The restraints shattered.
She lurched upright, lightning clenched in her fists.
She tore off her tether, wings snapping wide, vengeance crackling through every joint.
Sparks laced across her arms, her own shadows climbing her spine like armor.
Her knees shook but held. For a breath, she stood unbroken, rage bracing her against the ring of soldiers.
She could fly.
Diving back into the gem, she seized portaling. Flinging a hand out, she ripped open a seam in the sky—aimed as close to Asharyn as she could reach.
They could escape. Regroup. Return with vengeance. Find Jassyn.
A plume of smoke streaked above the fleet.
Fenn.
Flames guttered along his wings as he plummeted. Tendrils of force trapped him in a net, yanking him toward a waiting ship.

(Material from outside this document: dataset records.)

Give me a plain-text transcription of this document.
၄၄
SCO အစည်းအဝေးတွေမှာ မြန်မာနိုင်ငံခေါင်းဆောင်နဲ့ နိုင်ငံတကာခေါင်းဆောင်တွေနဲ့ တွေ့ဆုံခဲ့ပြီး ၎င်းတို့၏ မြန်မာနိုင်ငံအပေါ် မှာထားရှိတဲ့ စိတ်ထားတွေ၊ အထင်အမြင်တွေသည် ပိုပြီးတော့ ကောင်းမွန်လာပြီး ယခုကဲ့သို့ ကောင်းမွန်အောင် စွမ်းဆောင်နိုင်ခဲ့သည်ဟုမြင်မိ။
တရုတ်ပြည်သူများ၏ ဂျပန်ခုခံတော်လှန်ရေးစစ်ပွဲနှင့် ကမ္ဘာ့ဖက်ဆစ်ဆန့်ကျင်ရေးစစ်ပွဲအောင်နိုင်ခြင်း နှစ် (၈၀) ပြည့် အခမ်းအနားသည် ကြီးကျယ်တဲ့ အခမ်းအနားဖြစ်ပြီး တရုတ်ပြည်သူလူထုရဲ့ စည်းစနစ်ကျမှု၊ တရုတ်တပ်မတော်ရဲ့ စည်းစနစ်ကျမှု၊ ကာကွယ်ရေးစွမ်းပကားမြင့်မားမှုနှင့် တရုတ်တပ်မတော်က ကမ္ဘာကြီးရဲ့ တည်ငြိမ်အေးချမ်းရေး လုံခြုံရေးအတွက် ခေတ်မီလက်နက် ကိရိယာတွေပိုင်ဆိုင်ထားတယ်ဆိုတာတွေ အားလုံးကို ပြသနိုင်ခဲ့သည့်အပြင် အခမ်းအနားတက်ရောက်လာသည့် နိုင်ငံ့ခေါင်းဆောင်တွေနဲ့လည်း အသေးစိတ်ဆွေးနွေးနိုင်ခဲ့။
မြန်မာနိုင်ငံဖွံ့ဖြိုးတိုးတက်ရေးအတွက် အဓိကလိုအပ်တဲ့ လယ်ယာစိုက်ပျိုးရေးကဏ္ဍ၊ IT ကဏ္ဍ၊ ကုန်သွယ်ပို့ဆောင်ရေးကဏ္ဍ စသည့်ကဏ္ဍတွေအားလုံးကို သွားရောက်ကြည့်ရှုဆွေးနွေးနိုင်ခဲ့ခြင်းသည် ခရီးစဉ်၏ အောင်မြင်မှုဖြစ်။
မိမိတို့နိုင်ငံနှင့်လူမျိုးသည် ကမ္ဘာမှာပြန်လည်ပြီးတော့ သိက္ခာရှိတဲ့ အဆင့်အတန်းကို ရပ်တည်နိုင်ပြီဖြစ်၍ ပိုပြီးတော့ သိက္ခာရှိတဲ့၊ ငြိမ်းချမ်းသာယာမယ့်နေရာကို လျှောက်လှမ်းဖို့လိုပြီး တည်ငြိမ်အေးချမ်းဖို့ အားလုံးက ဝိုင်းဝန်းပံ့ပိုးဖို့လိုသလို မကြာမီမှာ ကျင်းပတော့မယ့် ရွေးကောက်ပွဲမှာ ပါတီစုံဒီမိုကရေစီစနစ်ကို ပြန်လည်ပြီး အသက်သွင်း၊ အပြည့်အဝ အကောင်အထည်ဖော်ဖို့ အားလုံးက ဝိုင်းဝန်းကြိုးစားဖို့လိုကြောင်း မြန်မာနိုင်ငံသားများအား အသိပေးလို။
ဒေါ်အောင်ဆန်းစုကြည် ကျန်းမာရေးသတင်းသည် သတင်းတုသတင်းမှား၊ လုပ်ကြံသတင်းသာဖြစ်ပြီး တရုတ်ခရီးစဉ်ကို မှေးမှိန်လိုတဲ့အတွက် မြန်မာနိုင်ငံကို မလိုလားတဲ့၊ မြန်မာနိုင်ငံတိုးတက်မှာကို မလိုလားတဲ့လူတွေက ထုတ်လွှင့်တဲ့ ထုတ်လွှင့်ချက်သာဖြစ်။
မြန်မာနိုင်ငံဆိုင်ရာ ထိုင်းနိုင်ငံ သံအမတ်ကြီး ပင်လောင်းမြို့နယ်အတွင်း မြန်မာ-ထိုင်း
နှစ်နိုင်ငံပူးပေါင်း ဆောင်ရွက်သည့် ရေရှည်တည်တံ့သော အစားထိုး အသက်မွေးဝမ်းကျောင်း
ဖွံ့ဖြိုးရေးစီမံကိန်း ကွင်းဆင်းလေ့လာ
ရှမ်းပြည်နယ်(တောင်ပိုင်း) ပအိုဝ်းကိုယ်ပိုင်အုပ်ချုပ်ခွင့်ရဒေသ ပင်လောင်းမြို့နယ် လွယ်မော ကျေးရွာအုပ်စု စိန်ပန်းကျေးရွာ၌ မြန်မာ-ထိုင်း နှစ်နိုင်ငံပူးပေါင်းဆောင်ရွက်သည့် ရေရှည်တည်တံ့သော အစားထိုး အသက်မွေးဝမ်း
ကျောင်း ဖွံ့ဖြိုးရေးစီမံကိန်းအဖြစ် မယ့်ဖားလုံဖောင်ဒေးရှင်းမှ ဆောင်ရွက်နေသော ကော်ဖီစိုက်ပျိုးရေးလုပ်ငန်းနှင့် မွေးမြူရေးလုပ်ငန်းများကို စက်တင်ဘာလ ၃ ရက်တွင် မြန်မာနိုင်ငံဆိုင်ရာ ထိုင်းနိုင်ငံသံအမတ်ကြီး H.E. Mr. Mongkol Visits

Serenna’s breath broke, her heart plunging with him. Whatever plan she’d imagined vanished.
She was too late.
Chains of shadow lashed across her again—hurled by a dozen hands, coiling around her arms, her wings, her legs.
She struck back in frantic bursts, hurling the force of her Well and the Starshard’s power with wild, primal desperation. Essence flared. Lightning crackled. But for every strand she hacked and severed, two more knotted tighter, closing around her.
It was useless.
Still she fought, dragging more Essence from the shard even as it waned. Her portal collapsed as her power scattered.
Chest heaving, Serenna’s breath sawed through clenched teeth as the Starshard’s glow flickered and died.
Pinned back into place, she couldn’t even flinch as Saundyl emerged from the smoke. His hand shot out, fingers closing around the gem at her throat.
The chain sliced into her skin as he tore it away, the sudden emptiness cleaving fiercer than the cut. Serenna gasped, the jolt ripping through her chest, stealing what she hadn’t surrendered.
A piece of herself.
Behind him, the air convulsed. Essence converged, splitting open a portal above the deck, a scar against the white sails.
She didn’t know where it led. Only that she would be forced through.
“You were foolish, sister,” he said, voice low and cold, his fingers tightening around her Starshard, “to tie your Essence to something so easily claimed.”